Jude había escuchado a muchos oradores exquisitos desde la última vez que había oído a Celestine pero seguía habiendo algo extraordinario en la forma que aquella mujer tenía de mezclar las voces: una corría bajo la otra, como si la parte de ella que había tocado la divinidad no hubiera terminado nunca de casarse con un yo más vil.
—¿Por qué te sorprende?
—Porque pensé que te quedarías con las Diosas.
—Estuve tentada —respondió Jude.
—Pero al final tuviste que volver. Por él.
—Era una simple mensajera, eso es todo. Ahora no tengo ningún derecho sobre Cortés.
—No me refería a Cortés.
—Ya veo.
—Me refería…
—Sé a quién te referías.
—¿Es que no soportas que se pronuncie su nombre?
Celestine había estado contemplando la llama de la vela pero ahora levantó los ojos y miró a Jude.
—¿Qué vas a hacer cuando esté muerto? —le preguntó—. Va a morir, ¿te das cuenta de eso? Tiene que hacerlo. Cortés querrá ser magnánimo, como se supone que deben ser los vencedores; querrá perdonar todos los pecados de su hermano. Pero serán demasiados los que exijan su cabeza.
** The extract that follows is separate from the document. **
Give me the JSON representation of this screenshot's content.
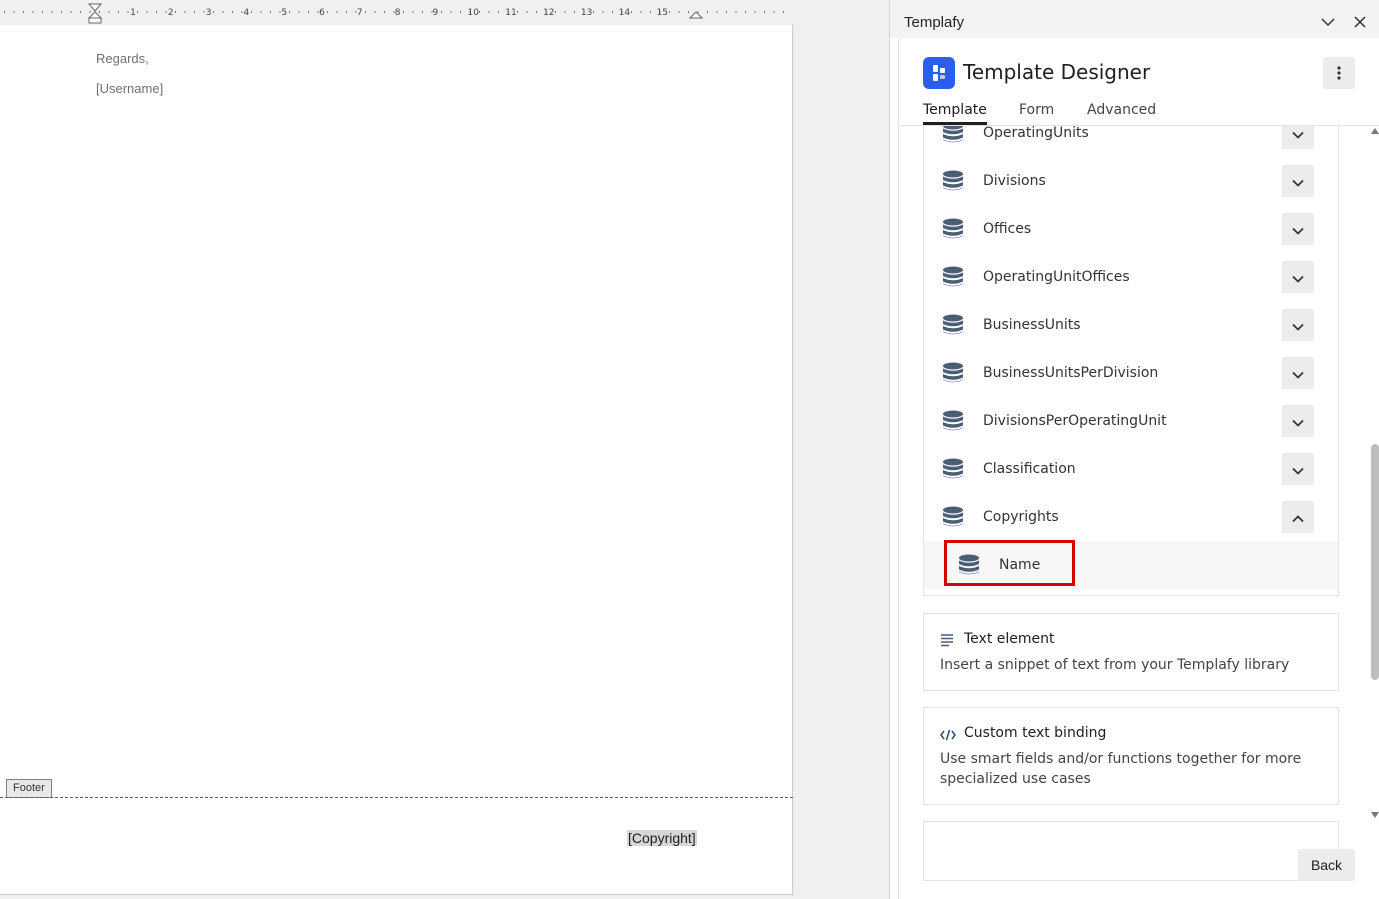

Hasta ahora Jude no había contemplado la posibilidad de la desaparición de Sartori. Ni siquiera en la torre, sabiendo como sabía que Cortés había ido en busca de su hermano con la intención de detener el mal que hacía, ni siquiera entonces creyó que moriría. Pero lo que Celestine decía era cierto, sin lugar a dudas. Eran incontables los que reclamaban su cabeza, tanto en el mundo secular como en el divino. Incluso aunque Cortés estuviese dispuesto a perdonar, Jokalaylau no lo estaría, y tampoco el Invisible.
—Sois muy parecidos, sabes, él y tú —dijo Celestine—. Ambos copias de un original más hermoso.